Atomicity:
Commits finish an entire successfully or the database rolls back to the prior state. In other words, it succeeds or fails completely.
Let's take an example of a fund transaction to understand this:
Assume, account "X" has a balance of 400$ and "Y" has 300$. Account "X" is transferring 100$ to Account "Y". This transaction has two operations,
i) Debiting 100$ from X's balance
ii) Crediting 100$ to Y's balance.
Let's say, the first operation passed successfully while the second failed. In this case, "X"s balance would be 300$ while "Y" would be having 300$ instead of 400$ which is wrong. This atomicity property ensures either the transaction fails without executing any of the operation or processes both the operations.
Consistency:
Any change maintains data integrity or is cancelled completely. In other words, it assures that only valid data is written to a database.
Again assume, account "X" has a balance of 400$, account "Y" has a balance of 100$ and account "Z" has a balance of 100$.

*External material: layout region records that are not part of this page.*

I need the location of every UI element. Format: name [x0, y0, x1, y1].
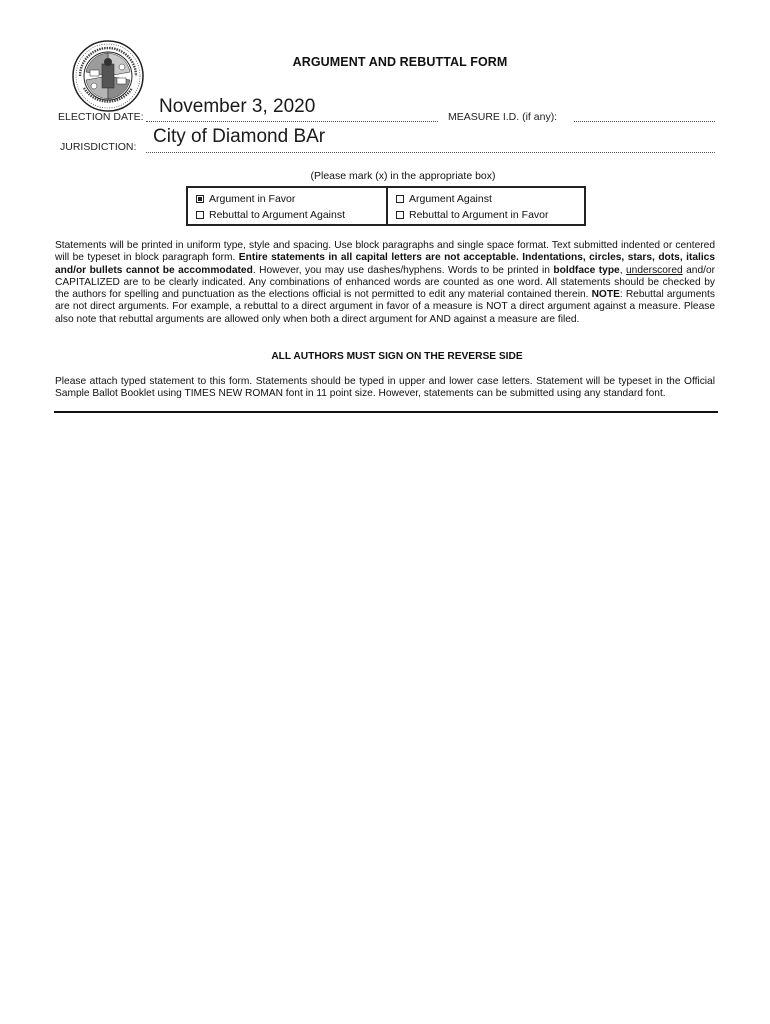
jurisdiction-label: JURISDICTION:	[60, 141, 137, 153]
option-argument-against[interactable]	[396, 193, 492, 205]
option-label: Argument in Favor	[209, 193, 296, 205]
county-seal-icon	[72, 40, 144, 112]
form-title: ARGUMENT AND REBUTTAL FORM	[292, 55, 508, 69]
checkbox-rebuttal-to-argument-against[interactable]	[196, 211, 204, 219]
election-date-field[interactable]: November 3, 2020	[159, 96, 316, 117]
option-label: Argument Against	[409, 193, 492, 205]
election-date-line	[146, 121, 438, 122]
checkbox-argument-against[interactable]	[396, 195, 404, 203]
measure-id-label: MEASURE I.D. (if any):	[448, 111, 558, 123]
election-date-label: ELECTION DATE:	[58, 111, 144, 123]
authors-sign-notice: ALL AUTHORS MUST SIGN ON THE REVERSE SIDE	[271, 351, 523, 362]
mark-instruction: (Please mark (x) in the appropriate box)	[310, 170, 496, 182]
checkbox-argument-in-favor[interactable]	[196, 195, 204, 203]
option-label: Rebuttal to Argument Against	[209, 209, 346, 221]
option-argument-in-favor[interactable]	[196, 193, 295, 205]
option-rebuttal-to-argument-against[interactable]	[196, 209, 345, 221]
jurisdiction-line	[146, 152, 715, 153]
box-divider	[386, 188, 388, 224]
section-divider	[54, 411, 718, 413]
checkbox-rebuttal-to-argument-in-favor[interactable]	[396, 211, 404, 219]
typing-instructions-paragraph: Please attach typed statement to this form. Statements should be typed in upper and lower case letters. Statement will be typeset in the Official Sample Ballot Booklet using TIMES NEW ROMAN font in 11 point size. However, statements can be submitted using any standard font.	[55, 376, 715, 400]
instructions-paragraph: Statements will be printed in uniform type, style and spacing. Use block paragraphs and single space format. Text submitted indented or centered will be typeset in block paragraph form. Entire statements in all capital letters are not acceptable. Indentations, circles, stars, dots, italics and/or bullets cannot be accommodated. However, you may use dashes/hyphens. Words to be printed in boldface type, underscored and/or CAPITALIZED are to be clearly indicated. Any combinations of enhanced words are counted as one word. All statements should be checked by the authors for spelling and punctuation as the elections official is not permitted to edit any material contained therein. NOTE: Rebuttal arguments are not direct arguments. For example, a rebuttal to a direct argument in favor of a measure is NOT a direct argument against a measure. Please also note that rebuttal arguments are allowed only when both a direct argument for AND against a measure are filed.	[55, 240, 715, 325]
option-rebuttal-to-argument-in-favor[interactable]	[396, 209, 549, 221]
jurisdiction-field[interactable]: City of Diamond BAr	[153, 126, 326, 147]
option-label: Rebuttal to Argument in Favor	[409, 209, 549, 221]
measure-id-line	[574, 121, 715, 122]
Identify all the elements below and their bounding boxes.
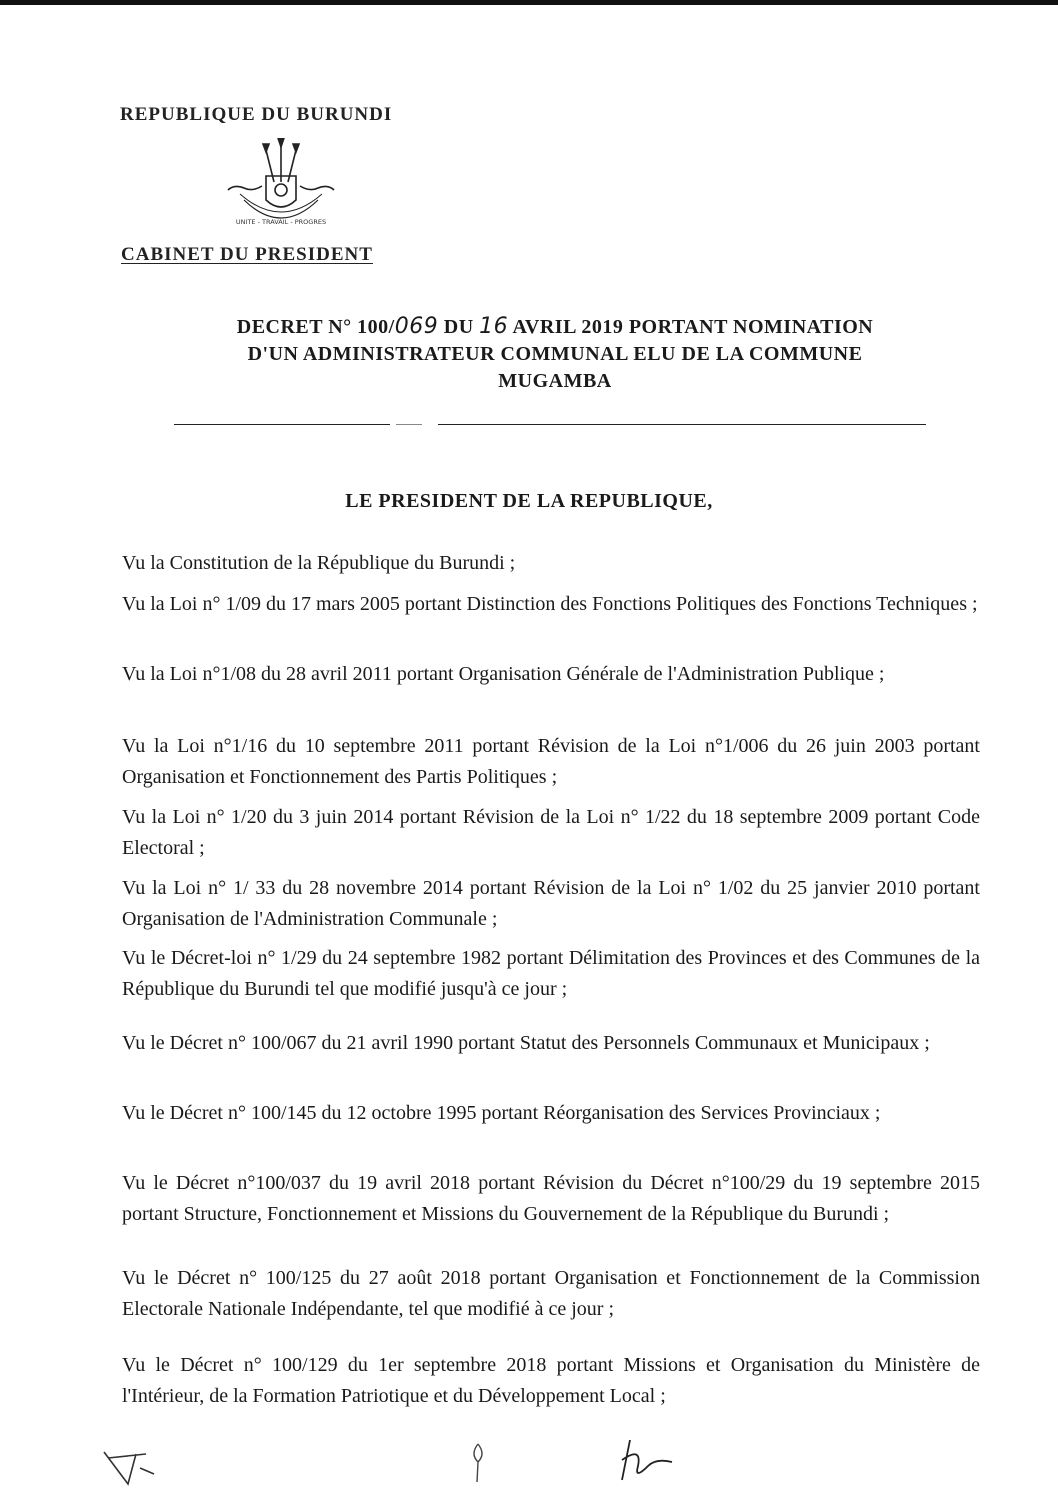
cabinet-heading: CABINET DU PRESIDENT bbox=[121, 244, 373, 265]
title-separator-dash bbox=[396, 424, 422, 425]
scan-top-border bbox=[0, 0, 1058, 5]
visa-paragraph: Vu la Loi n° 1/ 33 du 28 novembre 2014 portant Révision de la Loi n° 1/02 du 25 janvier 2010 portant Organisation de l'Administration Communale ; bbox=[122, 877, 980, 930]
decree-title-line1 bbox=[130, 313, 980, 341]
emblem-motto: UNITE - TRAVAIL - PROGRES bbox=[235, 218, 327, 226]
visa-paragraph: Vu le Décret n° 100/125 du 27 août 2018 portant Organisation et Fonctionnement de la Commission Electorale Nationale Indépendante, tel que modifié à ce jour ; bbox=[122, 1267, 980, 1320]
visa-paragraph: Vu la Loi n° 1/20 du 3 juin 2014 portant Révision de la Loi n° 1/22 du 18 septembre 2009 portant Code Electoral ; bbox=[122, 806, 980, 859]
initial-mark-right bbox=[612, 1436, 682, 1486]
decree-title bbox=[130, 313, 980, 395]
decree-title-line2: D'UN ADMINISTRATEUR COMMUNAL ELU DE LA COMMUNE bbox=[247, 343, 863, 365]
visa-paragraph: Vu le Décret n°100/037 du 19 avril 2018 portant Révision du Décret n°100/29 du 19 septembre 2015 portant Structure, Fonctionnement et Missions du Gouvernement de la République du Burundi ; bbox=[122, 1172, 980, 1225]
visa-paragraph: Vu le Décret n° 100/129 du 1er septembre 2018 portant Missions et Organisation du Ministère de l'Intérieur, de la Formation Patriotique et du Développement Local ; bbox=[122, 1354, 980, 1407]
initial-mark-left bbox=[100, 1444, 160, 1490]
visa-paragraph: Vu la Constitution de la République du Burundi ; bbox=[122, 552, 516, 574]
decree-number-handwritten: 069 bbox=[394, 314, 439, 339]
visa-paragraph: Vu le Décret n° 100/145 du 12 octobre 1995 portant Réorganisation des Services Provinciaux ; bbox=[122, 1102, 881, 1124]
visa-paragraph: Vu la Loi n°1/08 du 28 avril 2011 portant Organisation Générale de l'Administration Publique ; bbox=[122, 663, 885, 685]
visa-paragraph: Vu le Décret-loi n° 1/29 du 24 septembre 1982 portant Délimitation des Provinces et des Communes de la République du Burundi tel que modifié jusqu'à ce jour ; bbox=[122, 947, 980, 1000]
initial-mark-center bbox=[466, 1442, 490, 1484]
title-separator-right bbox=[438, 424, 926, 425]
coat-of-arms-emblem bbox=[222, 138, 340, 236]
decree-prefix: DECRET N° 100/ bbox=[236, 316, 395, 338]
president-heading: LE PRESIDENT DE LA REPUBLIQUE, bbox=[345, 490, 713, 512]
visa-paragraph: Vu la Loi n° 1/09 du 17 mars 2005 portant Distinction des Fonctions Politiques des Fonctions Techniques ; bbox=[122, 593, 978, 615]
republic-heading: REPUBLIQUE DU BURUNDI bbox=[120, 104, 393, 125]
decree-line1-rest: AVRIL 2019 PORTANT NOMINATION bbox=[512, 316, 874, 338]
decree-day-handwritten: 16 bbox=[479, 314, 509, 339]
title-separator-left bbox=[174, 424, 390, 425]
visa-paragraph: Vu la Loi n°1/16 du 10 septembre 2011 portant Révision de la Loi n°1/006 du 26 juin 2003 portant Organisation et Fonctionnement des Partis Politiques ; bbox=[122, 735, 980, 788]
decree-du: DU bbox=[443, 316, 474, 338]
decree-title-line3: MUGAMBA bbox=[498, 370, 612, 392]
visa-paragraph: Vu le Décret n° 100/067 du 21 avril 1990 portant Statut des Personnels Communaux et Municipaux ; bbox=[122, 1032, 930, 1054]
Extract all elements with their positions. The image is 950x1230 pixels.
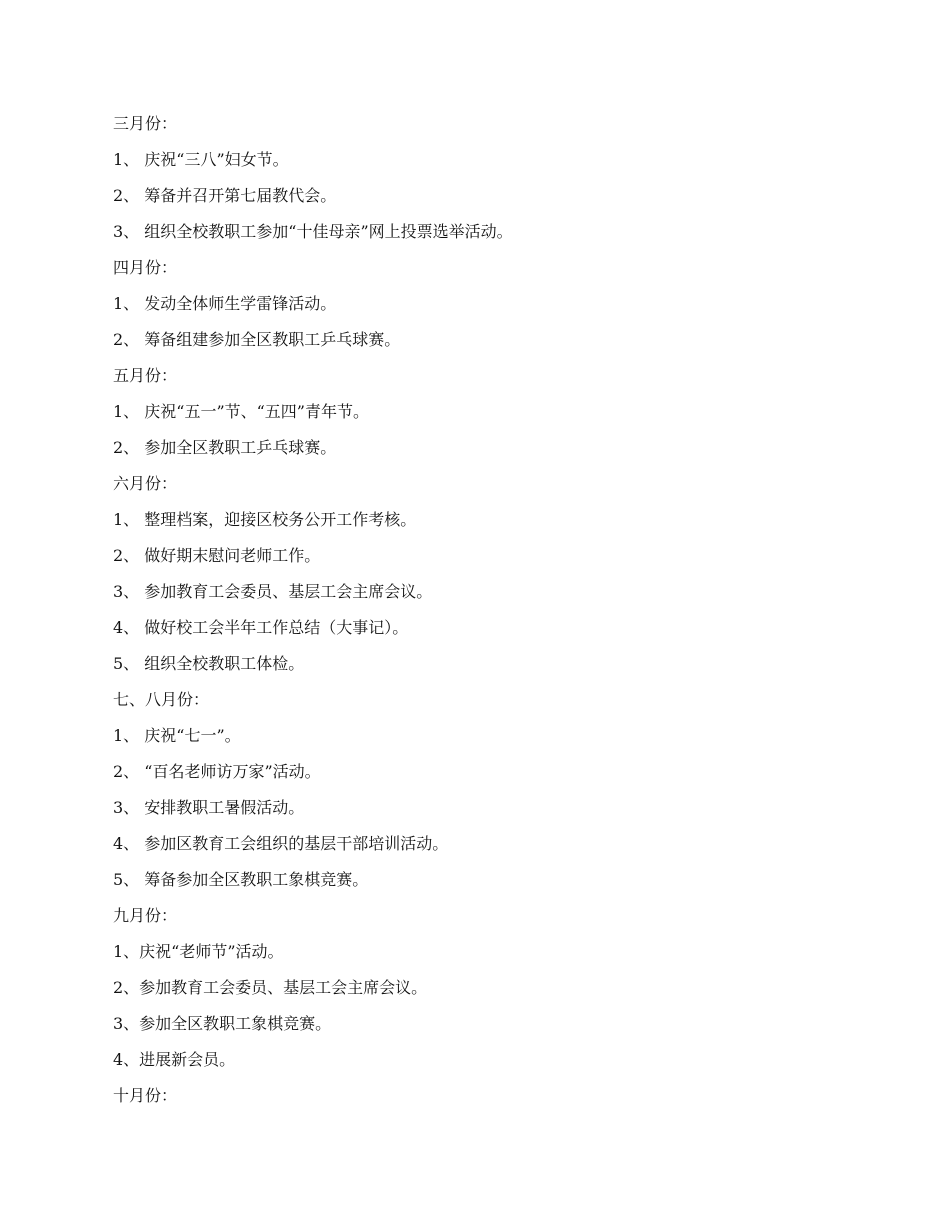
list-item: 1、 庆祝“七一”。 bbox=[113, 726, 241, 745]
section-heading-september: 九月份： bbox=[113, 906, 178, 925]
list-item: 2、 筹备组建参加全区教职工乒乓球赛。 bbox=[113, 330, 401, 349]
list-item: 2、 “百名老师访万家”活动。 bbox=[113, 762, 321, 781]
list-item: 2、 筹备并召开第七届教代会。 bbox=[113, 186, 337, 205]
list-item: 3、 安排教职工暑假活动。 bbox=[113, 798, 305, 817]
list-item: 1、庆祝“老师节”活动。 bbox=[113, 942, 284, 961]
list-item: 1、 庆祝“三八”妇女节。 bbox=[113, 150, 289, 169]
list-item: 4、 参加区教育工会组织的基层干部培训活动。 bbox=[113, 834, 449, 853]
section-heading-april: 四月份： bbox=[113, 258, 178, 277]
document-body bbox=[113, 106, 893, 1114]
list-item: 2、参加教育工会委员、基层工会主席会议。 bbox=[113, 978, 428, 997]
section-heading-may: 五月份： bbox=[113, 366, 178, 385]
list-item: 3、 参加教育工会委员、基层工会主席会议。 bbox=[113, 582, 433, 601]
list-item: 2、 做好期末慰问老师工作。 bbox=[113, 546, 321, 565]
list-item: 5、 筹备参加全区教职工象棋竞赛。 bbox=[113, 870, 369, 889]
list-item: 1、 发动全体师生学雷锋活动。 bbox=[113, 294, 337, 313]
section-heading-july-august: 七、八月份： bbox=[113, 690, 210, 709]
list-item: 1、 整理档案，迎接区校务公开工作考核。 bbox=[113, 510, 417, 529]
list-item: 3、参加全区教职工象棋竞赛。 bbox=[113, 1014, 332, 1033]
section-heading-march: 三月份： bbox=[113, 114, 178, 133]
list-item: 4、 做好校工会半年工作总结（大事记）。 bbox=[113, 618, 409, 637]
list-item: 5、 组织全校教职工体检。 bbox=[113, 654, 305, 673]
list-item: 3、 组织全校教职工参加“十佳母亲”网上投票选举活动。 bbox=[113, 222, 513, 241]
section-heading-october: 十月份： bbox=[113, 1086, 178, 1105]
list-item: 2、 参加全区教职工乒乓球赛。 bbox=[113, 438, 337, 457]
list-item: 4、进展新会员。 bbox=[113, 1050, 236, 1069]
section-heading-june: 六月份： bbox=[113, 474, 178, 493]
list-item: 1、 庆祝“五一”节、“五四”青年节。 bbox=[113, 402, 369, 421]
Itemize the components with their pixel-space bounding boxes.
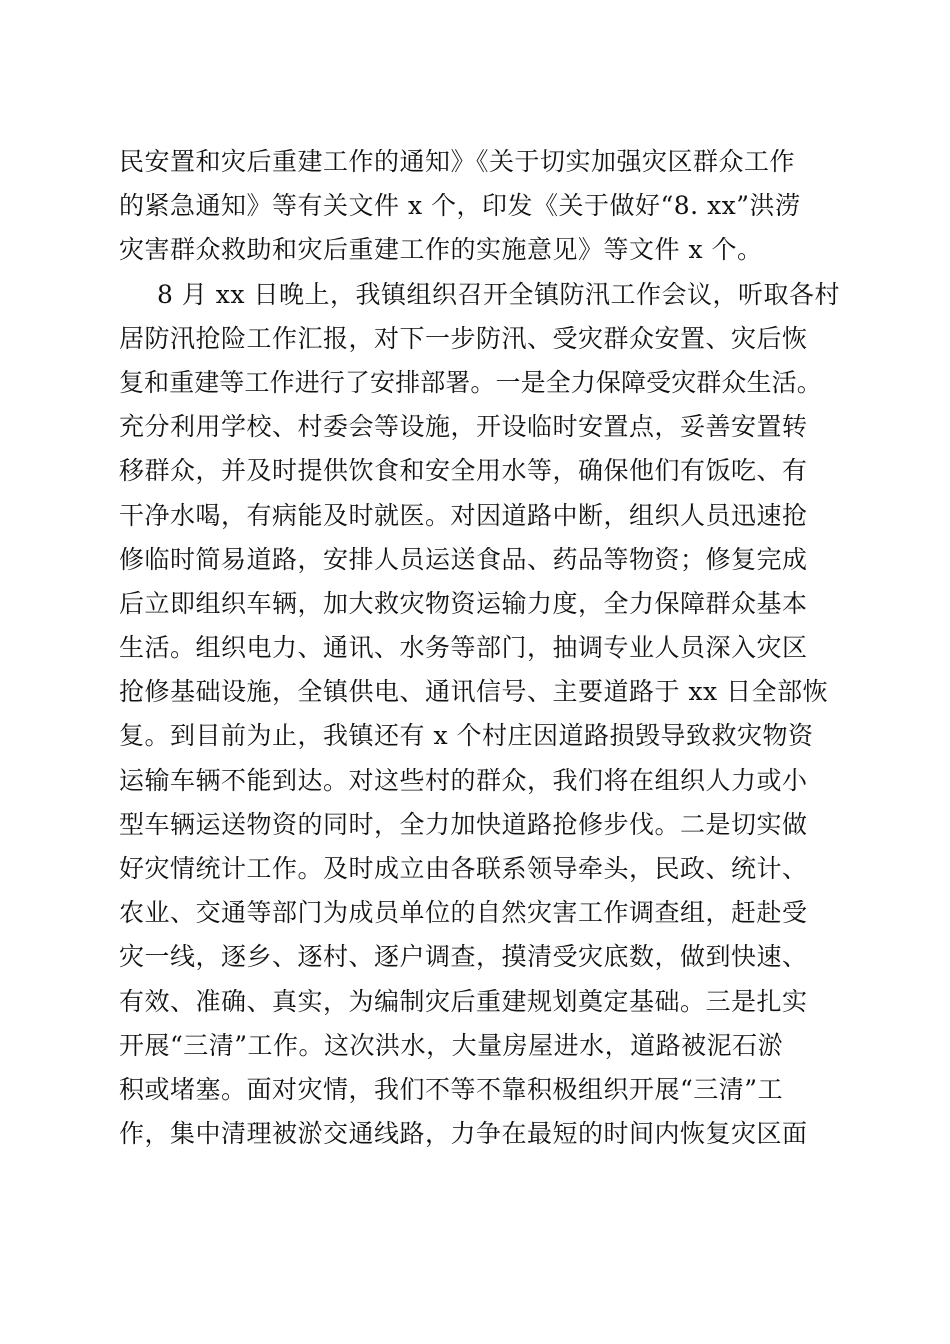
text-line: 移群众，并及时提供饮食和安全用水等，确保他们有饭吃、有 <box>119 456 808 486</box>
text-line: 修临时简易道路，安排人员运送食品、药品等物资；修复完成 <box>119 544 808 574</box>
body-text <box>119 140 839 1156</box>
text-line: 灾一线，逐乡、逐村、逐户调查，摸清受灾底数，做到快速、 <box>119 942 808 972</box>
text-line: 生活。组织电力、通讯、水务等部门，抽调专业人员深入灾区 <box>119 633 808 663</box>
text-line: 民安置和灾后重建工作的通知》《关于切实加强灾区群众工作 <box>119 147 796 176</box>
text-line: 农业、交通等部门为成员单位的自然灾害工作调查组，赶赴受 <box>119 898 808 928</box>
text-line: 的紧急通知》等有关文件 x 个，印发《关于做好“8. xx”洪涝 <box>119 191 801 221</box>
text-line: 有效、准确、真实，为编制灾后重建规划奠定基础。三是扎实 <box>119 986 808 1016</box>
text-line: 复。到目前为止，我镇还有 x 个村庄因道路损毁导致救灾物资 <box>119 721 814 751</box>
text-line: 型车辆运送物资的同时，全力加快道路抢修步伐。二是切实做 <box>119 809 808 839</box>
text-line: 开展“三清”工作。这次洪水，大量房屋进水，道路被泥石淤 <box>119 1030 784 1060</box>
text-line: 灾害群众救助和灾后重建工作的实施意见》等文件 x 个。 <box>119 235 763 265</box>
text-line: 8 月 xx 日晚上，我镇组织召开全镇防汛工作会议，听取各村 <box>157 279 840 309</box>
text-line: 积或堵塞。面对灾情，我们不等不靠积极组织开展“三清”工 <box>119 1074 784 1104</box>
text-line: 后立即组织车辆，加大救灾物资运输力度，全力保障群众基本 <box>119 588 808 618</box>
text-line: 干净水喝，有病能及时就医。对因道路中断，组织人员迅速抢 <box>119 500 808 530</box>
text-line: 作，集中清理被淤交通线路，力争在最短的时间内恢复灾区面 <box>119 1119 808 1149</box>
text-line: 抢修基础设施，全镇供电、通讯信号、主要道路于 xx 日全部恢 <box>119 677 829 707</box>
paragraph-2 <box>119 273 839 1157</box>
text-line: 居防汛抢险工作汇报，对下一步防汛、受灾群众安置、灾后恢 <box>119 323 808 353</box>
text-line: 复和重建等工作进行了安排部署。一是全力保障受灾群众生活。 <box>119 367 822 397</box>
text-line: 好灾情统计工作。及时成立由各联系领导牵头，民政、统计、 <box>119 854 808 883</box>
paragraph-1 <box>119 140 839 273</box>
text-line: 充分利用学校、村委会等设施，开设临时安置点，妥善安置转 <box>119 412 808 442</box>
text-line: 运输车辆不能到达。对这些村的群众，我们将在组织人力或小 <box>119 765 808 795</box>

A fund of 100$ is transferred from account "X" to accounts "Y" & "Z". So, we have two transactions here. Let's say, these transactions run concurrently and both the transactions read 400$ balance, in that case the final balance of "X" would be 300$ instead of 200$ which is wrong.
If the transaction were to run in isolation then the second transaction would have read the correct balance 300$ (before debiting 100$) once the first transaction went successful.
This consistency property ensures that the total value of funds in both the accounts is the same at the start and end of each transaction.
Isolation:
Any read or write will not be impacted by other reads or writes operations of separate transactions. In other words, it ensures each transaction is handled individually.
I have already discussed the example of Isolation in the Consistency property above.
Durability:
Successful commits will survive permanently. In other words, it guarantees data will be stored once a transaction has been processed or "committed" to the database.
As in the above example, once the fund is transferred from account X to account Y, this property ensures that the changes made to each account will not be reversed.
Any relational database that fails to meet any of these properties cannot be considered reliable.